Erkek; "Hukuk yollarını kapatırsanız insanları açlık grevine itersiniz..."

376

 15 Temmuz darbe girişimi sonrası OHAL kapsamında çıkartılan KHK’lar ile ihraç edilen akademisyen Nuriye Gülmen ve öğretmen Semih Özakça işlerine geri dönmek için Ankara Yüksel Caddesi’nde açlık grevine başlamıştı. Grevlerinin 76’ıncı gününde Gülmen ve Özakça, evlerine yapılan polis baskını sonucu gözaltına alınıp çıkartıldıkları mahkemece tutuklandı.  Aralarında Çanakkale Milletvekili Av. Muharrem Erkek’inde bulunduğu CHP’li Milletvekilleri tutuklamalara tepki olarak geçtiğimiz Ankara Yüksel Caddesi İnsan Hakları Anıtı önünde oturma eylemi yaptı. Milletvekili Erkek, yaşana tutuklamalar ve açlık grevinde bulunan eğitimcilere destek amacı ile gerçekleştirdikleri oturma eylemi hakkında gazetemize değerlendirmede bulundu. Türkiye’nin yarı açık bir cezaevine döndüğünü belirten Erkek, fiili bir hukuksuzluk süreci yaşandığını ifade etti. Milletvekili olarak hukuksuzlukla karşı karşıya kalmış herkesin yanında olduklarını açıklayan Erkek; “Türkiye maalesef yarı açık bir ceza evine döndürüldü. Türkiye’de tam bir fiili hukuksuzluk dönemi yaşatılıyor. Anayasa, demokrasi, hukuk özgürlükler askıya alınmış durumda. İleri demokrasi diyorlardı şimdi ileri OHAL yaşıyoruz.

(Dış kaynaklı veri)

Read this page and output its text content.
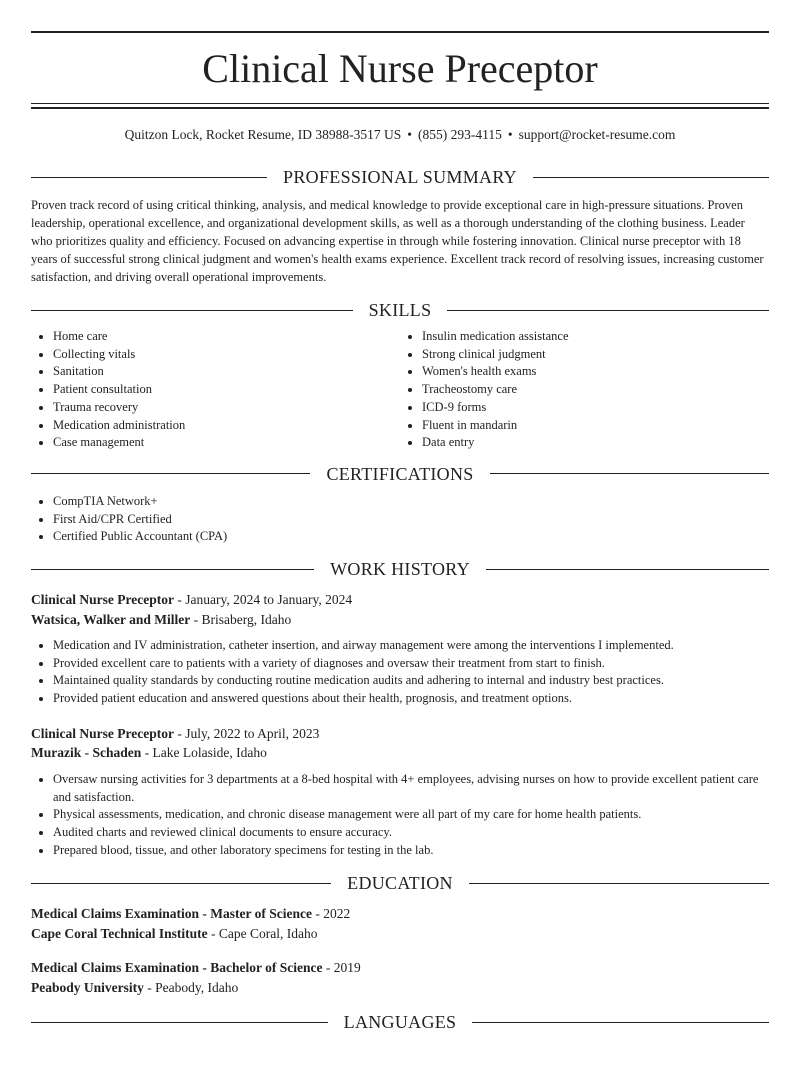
Clinical Nurse Preceptor
Quitzon Lock, Rocket Resume, ID 38988-3517 US • (855) 293-4115 • support@rocket-resume.com
PROFESSIONAL SUMMARY

Proven track record of using critical thinking, analysis, and medical knowledge to provide exceptional care in high-pressure situations. Proven leadership, operational excellence, and organizational development skills, as well as a thorough understanding of the clothing business. Leader who prioritizes quality and efficiency. Focused on advancing expertise in through while fostering innovation. Clinical nurse preceptor with 18 years of successful strong clinical judgment and women's health exams experience. Excellent track record of resolving issues, increasing customer satisfaction, and driving overall operational improvements.

SKILLS
• Home care
• Collecting vitals
• Sanitation
• Patient consultation
• Trauma recovery
• Medication administration
• Case management
• Insulin medication assistance
• Strong clinical judgment
• Women's health exams
• Tracheostomy care
• ICD-9 forms
• Fluent in mandarin
• Data entry
CERTIFICATIONS
• CompTIA Network+
• First Aid/CPR Certified
• Certified Public Accountant (CPA)
WORK HISTORY
Clinical Nurse Preceptor - January, 2024 to January, 2024
Watsica, Walker and Miller - Brisaberg, Idaho
• Medication and IV administration, catheter insertion, and airway management were among the interventions I implemented.
• Provided excellent care to patients with a variety of diagnoses and oversaw their treatment from start to finish.
• Maintained quality standards by conducting routine medication audits and adhering to internal and industry best practices.
• Provided patient education and answered questions about their health, prognosis, and treatment options.
Clinical Nurse Preceptor - July, 2022 to April, 2023
Murazik - Schaden - Lake Lolaside, Idaho
• Oversaw nursing activities for 3 departments at a 8-bed hospital with 4+ employees, advising nurses on how to provide excellent patient care and satisfaction.
• Physical assessments, medication, and chronic disease management were all part of my care for home health patients.
• Audited charts and reviewed clinical documents to ensure accuracy.
• Prepared blood, tissue, and other laboratory specimens for testing in the lab.
EDUCATION
Medical Claims Examination - Master of Science - 2022
Cape Coral Technical Institute - Cape Coral, Idaho
Medical Claims Examination - Bachelor of Science - 2019
Peabody University - Peabody, Idaho
LANGUAGES
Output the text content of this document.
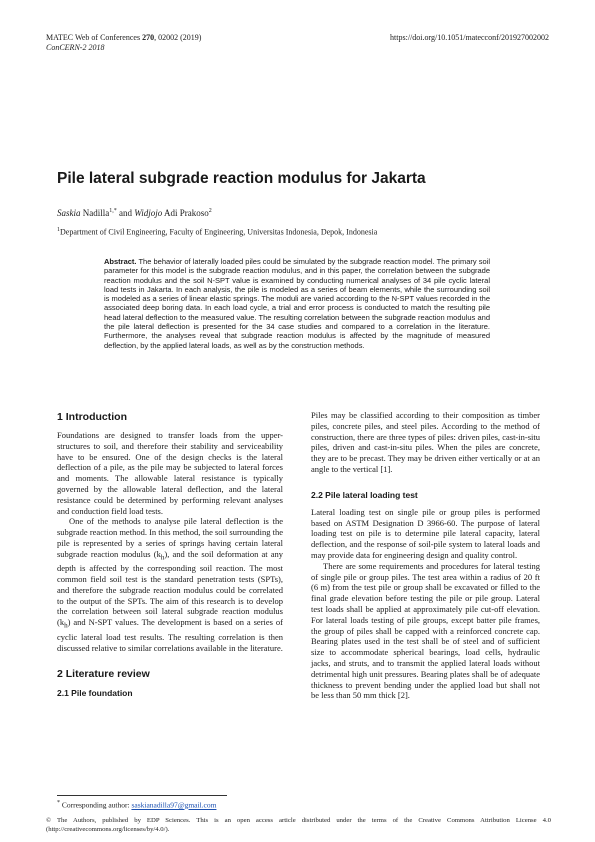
MATEC Web of Conferences 270, 02002 (2019)
ConCERN-2 2018
https://doi.org/10.1051/matecconf/201927002002
Pile lateral subgrade reaction modulus for Jakarta
Saskia Nadilla$^{1,*}$ and Widjojo Adi Prakoso$^2$
$^1$Department of Civil Engineering, Faculty of Engineering, Universitas Indonesia, Depok, Indonesia

Abstract. The behavior of laterally loaded piles could be simulated by the subgrade reaction model. The primary soil parameter for this model is the subgrade reaction modulus, and in this paper, the correlation between the subgrade reaction modulus and the soil N-SPT value is examined by conducting numerical analyses of 34 pile cyclic lateral load tests in Jakarta. In each analysis, the pile is modeled as a series of beam elements, while the surrounding soil is modeled as a series of linear elastic springs. The moduli are varied according to the N-SPT values recorded in the associated deep boring data. In each load cycle, a trial and error process is conducted to match the resulting pile head lateral deflection to the measured value. The resulting correlation between the subgrade reaction modulus and the pile lateral deflection is presented for the 34 case studies and compared to a correlation in the literature. Furthermore, the analyses reveal that subgrade reaction modulus is affected by the magnitude of measured deflection, by the applied lateral loads, as well as by the construction methods.

1 Introduction

Foundations are designed to transfer loads from the upper-structures to soil, and therefore their stability and serviceability have to be ensured. One of the design checks is the lateral deflection of a pile, as the pile may be subjected to lateral forces and moments. The allowable lateral resistance is typically governed by the allowable lateral deflection, and the lateral resistance could be determined by performing relevant analyses and conduction field load tests.

One of the methods to analyse pile lateral deflection is the subgrade reaction method. In this method, the soil surrounding the pile is represented by a series of springs having certain lateral subgrade reaction modulus $(k_h)$, and the soil deformation at any depth is affected by the corresponding soil reaction. The most common field soil test is the standard penetration tests (SPTs), and therefore the subgrade reaction modulus could be correlated to the output of the SPTs. The aim of this research is to develop the correlation between soil lateral subgrade reaction modulus $(k_h)$ and N-SPT values. The development is based on a series of cyclic lateral load test results. The resulting correlation is then discussed relative to similar correlations available in the literature.

2 Literature review
2.1 Pile foundation

Piles may be classified according to their composition as timber piles, concrete piles, and steel piles. According to the method of construction, there are three types of piles: driven piles, cast-in-situ piles, driven and cast-in-situ piles. When the piles are concrete, they are to be precast. They may be driven either vertically or at an angle to the vertical [1].

2.2 Pile lateral loading test

Lateral loading test on single pile or group piles is performed based on ASTM Designation D 3966-60. The purpose of lateral loading test on pile is to determine pile lateral capacity, lateral deflection, and the response of soil-pile system to lateral loads and may provide data for engineering design and quality control.

There are some requirements and procedures for lateral testing of single pile or group piles. The test area within a radius of 20 ft (6 m) from the test pile or group shall be excavated or filled to the final grade elevation before testing the pile or pile group. Lateral test loads shall be applied at approximately pile cut-off elevation. For lateral loads testing of pile groups, except batter pile frames, the group of piles shall be capped with a reinforced concrete cap. Bearing plates used in the test shall be of steel and of sufficient size to accommodate spherical bearings, load cells, hydraulic jacks, and struts, and to transmit the applied lateral loads without detrimental high unit pressures. Bearing plates shall be of adequate thickness to prevent bending under the applied load but shall not be less than 50 mm thick [2].

* Corresponding author: saskianadilla97@gmail.com
© The Authors, published by EDP Sciences. This is an open access article distributed under the terms of the Creative Commons Attribution License 4.0 (http://creativecommons.org/licenses/by/4.0/).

Zaten OHAL dönemlerinde maalesef temel hak ve özgürlükler ciddi tehdit altında oluyor. Biz, Türkiye’deki bütün mağdurların, yani hak arayamayan, hukuksuzluk ile karşı karşıya kalmış herkesin CHP olarak yanında oluyoruz. Dünde orada Türkiye’de yaşayan herkesin temek hak ve özgürlüklerinin güvencesi olarak, Milletvekilleri olarak oturduk ve basın açıklamamızı yaptık” dedi.

 
 “İktidar ve Erdoğan Türkiye’nin yarısını terörist olarak görüyor”
İktidarın Türkiye’nin yarısını terörist olarak gördüğünü vurgulayan Erkek açıklamasına; Siz, insanların hak arama yollarını kapatırsanız, itiraz yollarını kapatırsanız, ihraç ettiğiniz insanların OHAL süreçlerinde yargıya gitmesini engellerseniz maalesef insanları böyle açlık grevlerine itersiniz. Biz, bu açlık grevinin sonlandırılması içinde çok mücadele ettik. Ama iktidar onları tutuklamayı tercih etti. İktidar ve Erdoğan herhalde memleketin yarısını terörist olarak görüyor. Hakkında kesinleşmiş bir yargı kararı olmadan hiç kimseyi suçlamak doğru değildir. ‘Masumiyet Karinesi Anayasal Güvence’ altındadır. Bu ülkede FETÖ ile hiçbir ilgisi olmayan binlerce akademisyen, öğretmen, mimar, doktor var ve bunların hak arama yolları kapalı. İbrahim Kaboğlu Üniversite’den ne için ihraç edildi? Musa Kart, Kadri Gürsel, Ahmet Şık neden Silivri Cezaevi’nde? O açlık grevi yapan iki akademisyenin suçu ne, barış bildirisini imzalamak mı? Türkiye demokrasiden ve özgürlüklerden hızla uzaklaştı. Türkiye bir uçuruma sürükleniyor. Bizde CHP Milletvekilleri olarak sonuna kadar kararlılıkla mücadelemizi sürdüreceğiz” şeklinde devam etti.